30% of your score is determined by the total amount you owe to your creditors compared with your total available credit or original amount borrowed. If all of your credit cards are at their available limits, this can seriously hurt your credit score.

Your credit history accounts for 15% of your score. This means how long you have had an active account and if your payments have been made in a timely manner during this period. The ideal situation is to have fewer accounts and have them be older, and of course, to always have been punctual with payments.

Another 10% of your score is calculated by how many new accounts you have recently opened as compared to your older accounts and also how many inquiries you have into your credit history. Each time you apply for any type of credit, it shows up as an inquiry. If a creditor checks your score and sees an unusually high number of inquiries, it can trigger an alarm that you are seeking different sources of new credit and perhaps are in financial trouble. Be very selective when applying for any new credit.
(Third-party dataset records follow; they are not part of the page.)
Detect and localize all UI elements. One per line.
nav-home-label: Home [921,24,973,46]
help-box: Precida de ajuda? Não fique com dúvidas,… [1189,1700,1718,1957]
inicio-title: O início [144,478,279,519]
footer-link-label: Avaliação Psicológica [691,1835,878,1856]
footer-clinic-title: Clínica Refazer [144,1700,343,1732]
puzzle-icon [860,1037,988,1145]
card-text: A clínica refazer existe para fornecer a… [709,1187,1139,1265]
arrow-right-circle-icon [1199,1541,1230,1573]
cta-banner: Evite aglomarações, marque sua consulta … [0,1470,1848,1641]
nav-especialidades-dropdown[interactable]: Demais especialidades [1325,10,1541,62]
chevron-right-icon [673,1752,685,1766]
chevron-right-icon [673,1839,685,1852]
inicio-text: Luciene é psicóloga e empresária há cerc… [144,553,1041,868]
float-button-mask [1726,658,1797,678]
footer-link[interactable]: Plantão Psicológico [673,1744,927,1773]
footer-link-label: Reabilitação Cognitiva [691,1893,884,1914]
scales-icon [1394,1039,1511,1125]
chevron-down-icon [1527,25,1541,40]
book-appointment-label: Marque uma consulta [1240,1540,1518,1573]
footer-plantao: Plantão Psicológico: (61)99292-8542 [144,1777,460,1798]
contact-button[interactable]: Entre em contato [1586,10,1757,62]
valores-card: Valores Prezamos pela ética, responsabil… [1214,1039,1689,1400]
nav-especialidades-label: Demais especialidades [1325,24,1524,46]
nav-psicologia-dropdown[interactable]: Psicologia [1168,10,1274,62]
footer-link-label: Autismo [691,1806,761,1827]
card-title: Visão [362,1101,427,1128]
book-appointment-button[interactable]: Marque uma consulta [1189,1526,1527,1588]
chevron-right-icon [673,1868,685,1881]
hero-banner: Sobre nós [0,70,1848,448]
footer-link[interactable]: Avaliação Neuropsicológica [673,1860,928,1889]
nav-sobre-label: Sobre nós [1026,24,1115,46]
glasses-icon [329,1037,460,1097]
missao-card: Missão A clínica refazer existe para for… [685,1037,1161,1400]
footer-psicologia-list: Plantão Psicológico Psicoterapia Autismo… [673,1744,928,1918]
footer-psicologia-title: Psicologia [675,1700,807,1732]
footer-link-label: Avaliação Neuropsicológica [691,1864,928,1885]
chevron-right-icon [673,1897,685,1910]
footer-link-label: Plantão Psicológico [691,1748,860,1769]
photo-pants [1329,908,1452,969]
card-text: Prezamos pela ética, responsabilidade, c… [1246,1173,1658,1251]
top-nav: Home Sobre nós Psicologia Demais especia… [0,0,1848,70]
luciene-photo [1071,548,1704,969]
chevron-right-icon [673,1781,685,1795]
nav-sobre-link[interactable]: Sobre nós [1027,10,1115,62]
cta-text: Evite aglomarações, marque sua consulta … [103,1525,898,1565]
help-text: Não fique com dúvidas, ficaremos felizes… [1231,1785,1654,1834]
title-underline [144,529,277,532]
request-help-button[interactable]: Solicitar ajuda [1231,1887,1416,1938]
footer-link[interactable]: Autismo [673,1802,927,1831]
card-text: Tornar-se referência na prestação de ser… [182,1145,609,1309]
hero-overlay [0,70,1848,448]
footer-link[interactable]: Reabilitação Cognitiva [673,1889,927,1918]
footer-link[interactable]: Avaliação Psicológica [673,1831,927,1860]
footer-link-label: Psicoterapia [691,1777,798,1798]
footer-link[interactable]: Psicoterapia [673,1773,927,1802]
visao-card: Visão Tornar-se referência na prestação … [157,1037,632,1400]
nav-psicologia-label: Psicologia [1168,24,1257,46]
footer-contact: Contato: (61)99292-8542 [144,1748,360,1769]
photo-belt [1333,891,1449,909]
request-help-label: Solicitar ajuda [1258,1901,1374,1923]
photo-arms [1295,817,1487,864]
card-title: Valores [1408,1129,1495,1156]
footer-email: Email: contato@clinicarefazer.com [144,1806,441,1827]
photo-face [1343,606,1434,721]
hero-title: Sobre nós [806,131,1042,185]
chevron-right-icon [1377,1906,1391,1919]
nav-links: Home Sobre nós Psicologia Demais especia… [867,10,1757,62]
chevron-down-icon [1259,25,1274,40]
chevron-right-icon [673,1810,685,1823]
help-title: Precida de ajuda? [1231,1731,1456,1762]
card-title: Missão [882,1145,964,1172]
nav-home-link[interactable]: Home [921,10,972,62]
The final 10% of your score comes from the different types of credit used. Mortgages and other long-term loans indicate your ability to manage a large loan with a fixed monthly payment. Credit card debt is weighed more heavily since it is considered revolving debt- that is, the amount you owe and the amount you pay can fluctuate from month to month. Someone who pays off the entire balance each month is considered more desirable than someone who just pays the minimum amount.

To get the best rates on a credit card or loan, a score of 700 will be needed, at the least. This number is achieved when all of your payments are on time and you use your credit cards wisely. Most experts agree that the lower your outstanding credit card balances, the better. Most suggest using only 1/3 of the total credit available and paying off the entire balance each month.

A credit score below 620 is considered “subprime” and indicates the consumer is a poor credit risk. If credit is extended, it normally comes with very high interest rates and undesirable terms.

It’s a good idea to get a copy of your credit report from all three credit bureaus and go over them to check for inaccuracies. By law, you are entitled to one free report from each agency once a year. If you are ever denied credit, the creditor must notify you in writing and inform you which agency they used to obtain your credit history. You can then get a free report based on the denial.